All majors have value, but the majority specialize in a certain academic concentration: financial majors center around issues such as business and the economy, STEM majors like chemistry or engineering are intensive studies of their specific scientific field, the list goes on. However, there are very few majors that teach us about the views, behaviors and prejudices we learn from family, friends and society. Women’s studies draws from a variety of texts to teach students about concepts like hegemonic masculinity, the idea that sexism is so ingrained in society’s traditions and institutions that it is rendered invisible and difficult to challenge.
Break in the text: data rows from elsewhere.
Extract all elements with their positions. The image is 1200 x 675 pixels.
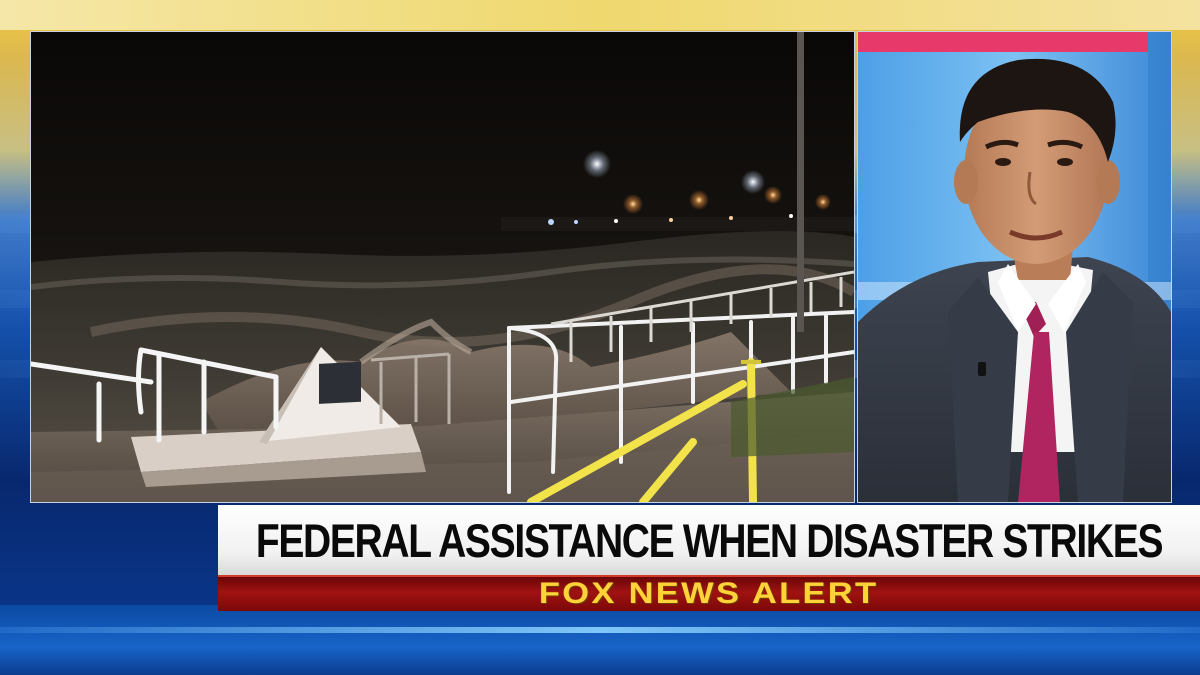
news-alert-bar: FOX NEWS ALERT [218, 575, 1200, 611]
storm-footage-panel [30, 31, 855, 503]
background-bottom-band [0, 605, 1200, 675]
guest-image [858, 32, 1171, 502]
guest-video-panel [857, 31, 1172, 503]
news-alert-label: FOX NEWS ALERT [539, 577, 879, 610]
headline-bar: FEDERAL ASSISTANCE WHEN DISASTER STRIKES [218, 505, 1200, 575]
background-bottom-glow [0, 627, 1200, 633]
background-top-strip [0, 0, 1200, 30]
storm-footage-image [31, 32, 854, 502]
lower-third-banner: FEDERAL ASSISTANCE WHEN DISASTER STRIKES… [218, 505, 1200, 611]
headline-text: FEDERAL ASSISTANCE WHEN DISASTER STRIKES [255, 513, 1164, 567]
Having an understanding of these sociological and feminist frameworks gives us the tools to break down certain issues that before we would have blindly and dangerously accepted. For example, learning about the unequal power dynamics and manipulative behavioral patterns in abusive relationships in both my sexualities and women’s health classes gave me the language to understand what abusive behavior and relationships were. Instead of just viewing it as a ‘personal issue,’ ‘something that happens to someone else’ or something one-dimensional, I learned to see domestic violence as a complex problem with many components, and I learned how to explain why it happens, what it is and how to combat it. Women’s studies taught me that societal issues like these do not happen in a vacuum or as random one-time occurrences, but are rather endemic of greater problems that are invisible and go unaddressed. When you learn to approach problems in this manner, you learn more about yourself and the world around you.
5. It’s fun!
There is no shame in admitting this. Studying an interdisciplinary subject like women’s studies leaves much room for exploration, which can often be enjoyable. So many aspects of college are tedious, scary and unknown. So why not take a class that you may actually love going to every day? Classes like “Women in Film” and “Feminist Writing” give students in women’s studies the opportunity to learn engaging and interesting material in an academic setting. Many of the issues explored in women and gender studies fields can be serious and heavy, so taking the time to do something more light-hearted is important. Additionally, if you have a true passion for advocacy, justice and women’s issues, then your classes will never truly feel like ‘work.’